Connecting with Laura's Research
Last summer I started my dissertation research in which I endeavoured to learn how environmental education affects young people’s connection to nature and how this connection to nature correlates with attitudinal and behavioural changes. WildAid have been absolutely instrumental in my ability to do this and having almost come to the end of my data collection I would like to this opportunity to report on my progress.
I have worked with WildAid on 4 occasions, at Carr Hill High School, Kincraig Primary School and with both level 1 and level 2 animal studies students at Myerscough College. Charlie has put together some absolutely brilliant sessions, covering a range of topics, all with conservation and wildlife welfare underpinnings which was absolutely imperative for my research. As ever, he did an amazing job at engaging the young people who have ranged from 10-23 years old.
Having had a preliminary look at some of the data collected from across these sessions, the feedback has been overwhelmingly positive, with children using adjectives such as ‘awesome’, ‘amazing’, ‘interesting’ and ‘educational’ (to list a mere few) to describe the sessions. I have already seen an increase in the connection to nature scores in the samples that I have looked over which is such an achievement. It has been fantastic seeing all these children so engaged and so inspired and then having it reaffirmed with actual qualitative and quantitative data. I knew the work that WildAid was doing was special and had such positive effects and important ramifications for our younger generations but being able to quantify it via this research has been an absolute privilege and I am very grateful to have been allowed this opportunity. I sincerely hope it will make a difference and have some benefit in the long term for both WildAid and anybody else involved in environmental education.
As a result of these sessions, lots of the children have changed their attitudes towards nature and in a way towards themselves, having more belief in the fact that what they do can make a difference and this is so vital for the future protection of the planet. Children of all ages need to know that they can make a difference but first and foremost they need to be inspired to care enough to do so and this is what WildAid is so good at doing. They have also increased how much they care about nature and their knowledge of nature as well as revealing that the way feel about nature has changed since their WildAid session. Perhaps most importantly, almost all of the children (of the data I have looked over) identified things that they can do to help the environment for example recycling or donating to wildlife charities – one if particular even said “donating to WildAid!”, so if nothing else, you have a future sponsor!
It has been such a privilege working with WildAid as well as all the young people I have met along the way. I have especially loved hearing all their animal stories and watching them getting really into conservation and welfare as it makes me feel very optimistic for the future of the planet.

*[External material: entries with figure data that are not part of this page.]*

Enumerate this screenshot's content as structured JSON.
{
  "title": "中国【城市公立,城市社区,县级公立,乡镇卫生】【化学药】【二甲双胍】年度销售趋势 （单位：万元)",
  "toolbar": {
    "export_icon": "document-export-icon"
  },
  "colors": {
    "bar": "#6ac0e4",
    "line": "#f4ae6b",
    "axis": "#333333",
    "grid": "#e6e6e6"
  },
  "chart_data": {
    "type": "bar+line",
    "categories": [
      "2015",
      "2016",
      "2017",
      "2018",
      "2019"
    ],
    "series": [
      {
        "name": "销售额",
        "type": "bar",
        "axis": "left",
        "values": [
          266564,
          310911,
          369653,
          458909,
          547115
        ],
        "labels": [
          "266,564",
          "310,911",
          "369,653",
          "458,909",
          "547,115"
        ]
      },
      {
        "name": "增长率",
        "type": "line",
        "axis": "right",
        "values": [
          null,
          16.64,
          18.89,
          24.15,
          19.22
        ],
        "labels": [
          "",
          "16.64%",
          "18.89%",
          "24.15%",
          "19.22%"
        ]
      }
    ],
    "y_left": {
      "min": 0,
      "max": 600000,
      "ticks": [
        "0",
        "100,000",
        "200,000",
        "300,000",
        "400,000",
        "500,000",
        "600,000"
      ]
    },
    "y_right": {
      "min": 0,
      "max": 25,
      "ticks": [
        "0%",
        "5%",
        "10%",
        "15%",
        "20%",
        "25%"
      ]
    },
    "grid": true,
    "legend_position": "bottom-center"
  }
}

Who knows, maybe some of these kids will grow up to be the next Jane Goodall or David Attenborough! Or if not then perhaps they’ll simply recycle more, build homes for nature in their gardens and make the little changes that will make a big difference to the health of our planet and all the lives it contains.
WildAid comments: Thank you so much for your really great article. We are privileged to have your enthusiasm and support for the work we do. We can't wish you more than the best of luck as your research draws to a close. You are an inspration for many young people.